Da principio l’opposizione sembrava decisa a boicottare le elezioni, definite “una mascherata dagli esiti scontati”. Poi però i generosi contributi internazionali offerti per la transizione dal colpo di stato a elezioni presidenziali consensuali hanno sciolto ogni riserva. In 3 settimane sono state organizzate nuove elezioni, in cui Nazioni unite e Unione europea non hanno neppure inviato i loro osservatori, lasciando l’onere del monitoraggio a Unione africana e Lega araba.

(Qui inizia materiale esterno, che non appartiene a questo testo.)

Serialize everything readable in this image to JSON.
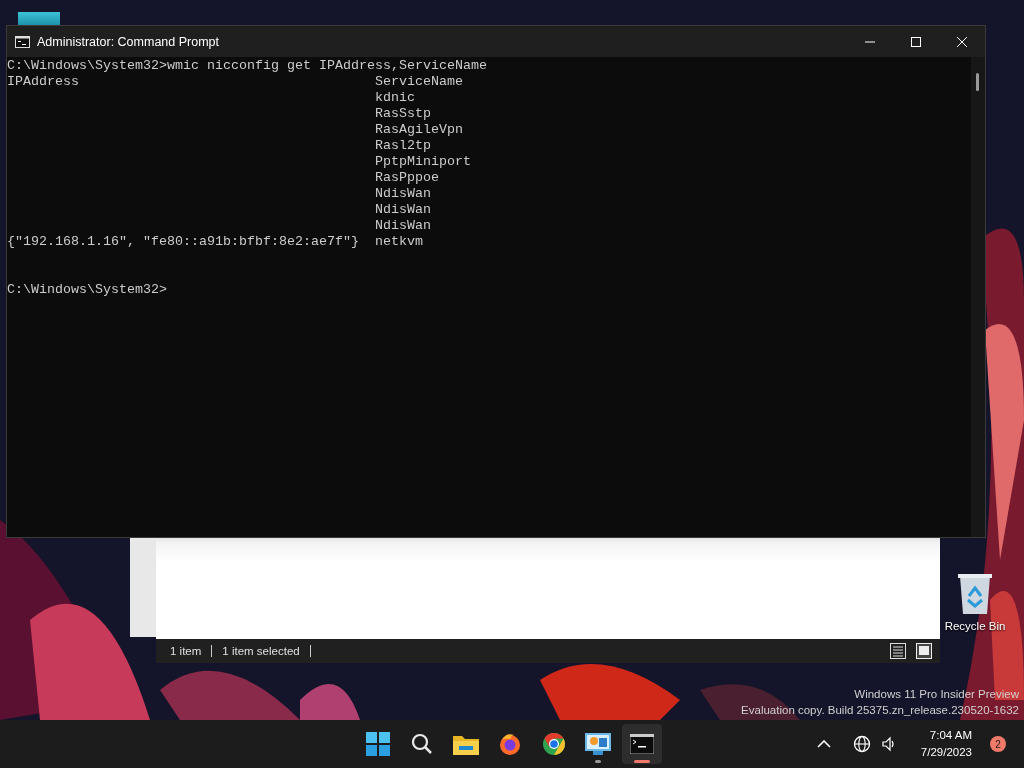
{
  "console_window": {
    "title": "Administrator: Command Prompt",
    "command_line": "C:\\Windows\\System32>wmic nicconfig get IPAddress,ServiceName",
    "columns": [
      "IPAddress",
      "ServiceName"
    ],
    "rows": [
      {
        "ip_address": "",
        "service_name": "kdnic"
      },
      {
        "ip_address": "",
        "service_name": "RasSstp"
      },
      {
        "ip_address": "",
        "service_name": "RasAgileVpn"
      },
      {
        "ip_address": "",
        "service_name": "Rasl2tp"
      },
      {
        "ip_address": "",
        "service_name": "PptpMiniport"
      },
      {
        "ip_address": "",
        "service_name": "RasPppoe"
      },
      {
        "ip_address": "",
        "service_name": "NdisWan"
      },
      {
        "ip_address": "",
        "service_name": "NdisWan"
      },
      {
        "ip_address": "",
        "service_name": "NdisWan"
      },
      {
        "ip_address": "{\"192.168.1.16\", \"fe80::a91b:bfbf:8e2:ae7f\"}",
        "service_name": "netkvm"
      }
    ],
    "prompt": "C:\\Windows\\System32>"
  },
  "explorer_window": {
    "status_items": [
      "1 item",
      "1 item selected"
    ]
  },
  "desktop": {
    "icons": [
      {
        "label": "Recycle Bin"
      }
    ],
    "watermark_lines": [
      "Windows 11 Pro Insider Preview",
      "Evaluation copy. Build 25375.zn_release.230520-1632"
    ]
  },
  "taskbar": {
    "apps": [
      {
        "kind": "start",
        "running": false,
        "active": false
      },
      {
        "kind": "search",
        "running": false,
        "active": false
      },
      {
        "kind": "folder",
        "running": false,
        "active": false
      },
      {
        "kind": "firefox",
        "running": false,
        "active": false
      },
      {
        "kind": "chrome",
        "running": false,
        "active": false
      },
      {
        "kind": "monitor",
        "running": true,
        "active": false
      },
      {
        "kind": "terminal",
        "running": true,
        "active": true
      }
    ],
    "time": "7:04 AM",
    "date": "7/29/2023",
    "notification_count": "2"
  }
}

Come prevedibile, già al primo turno il generale golpista si è trasformato in legittimo capo di Stato col 52,6% delle preferenze, mentre i 2 principali candidati d’opposizione si sono fermati rispettivamente al 16,3% e al 13,7%. Se qualcuno denuncia presunti brogli chiedendo la formazione d’una commissione d’inchiesta, il nuovo governo ha già ricevuto le “felicitazioni” di Sarkozy e Moubarak e la “disponibilità a collaborare” degli Stati Uniti. I grandi interessi che ruotano intorno alle ricche risorse mauritane – petrolio, pesce, ferro – potranno tornare a essere gestiti senza l’imbarazzo formale di una dittatura.

Politica Mauritania
Al confine tra Paesi arabi e Africa nera, tra Sahara e Sahel, la Mauritania copre un territorio chiave per gli equilibri geopolitici internazionali. Per Saddam Hussein è “la porta occidentale del mondo arabo”, e fino alla caduta del rais l’Iraq è il principale alleato del regime guidato dal colonnello Maouiya Ould Sid Ahmed Ould Taya (1984-2005). Gli esiti della seconda guerra del Golfo costringono però il governo mauritano a una drastica inversione verso Occidente. Nel 1999 la Mauritania diviene il primo Stato arabo ad accettare un’ambasciata israeliana sul proprio territorio, creando forte malcontento soprattutto tra le fasce più giovani della popolazione. La “lotta al terrorismo globale” e la scoperta di ricchi giacimenti petroliferi – subito affidati allo sfruttamento di Halliburton e soci – fanno sbarcare in Mauritania i berretti verdi: nel 2002 il dipartimento di Stato americano lancia la Pan-Sahel iniziative, un programma di addestramento militare guidato da agenti delle forze speciali. Le “milizie presidenziali” dirette da Abdelaziz sono le prime a beneficiare dell’appoggio militare statunitense. In breve il generale comincia ad accumulare potere, e nel 2005 è lui ha muovere i fili del colpo di stato che rovescia Taya. Per salvare la faccia gli Stati Uniti sospendono la cooperazione, costringendo Abdelaziz a sostenere libere elezioni. Il candidato scelto dai militari è proprio Abdellahi, un economista semi sconosciuto che però dimostra presto un’indipendenza inattesa: se da un lato rafforza i rapporti con gli statunitensi, dall’altro concede l’amnistia a numerosi salafiti arrestati come terroristi sotto il regime di Taya, e legalizza il partito islamista Tawassul, affiliato ai Fratelli musulmani. Il massacro di una famiglia di turisti francesi – cui fa seguito il trasferimento della Parigi-Dakar in America latina – e una serie di sequestri e omicidi attribuiti a cellule di fondamentalisti islamici, alzano l’allarme terrorismo. Abdellahi è accusato di favorire la diffusione del fondamentalismo islamico e l’ennesimo colpo di stato viene presentato dai militari come un passo necessario per contrastare Al Qaeda in Mauritania.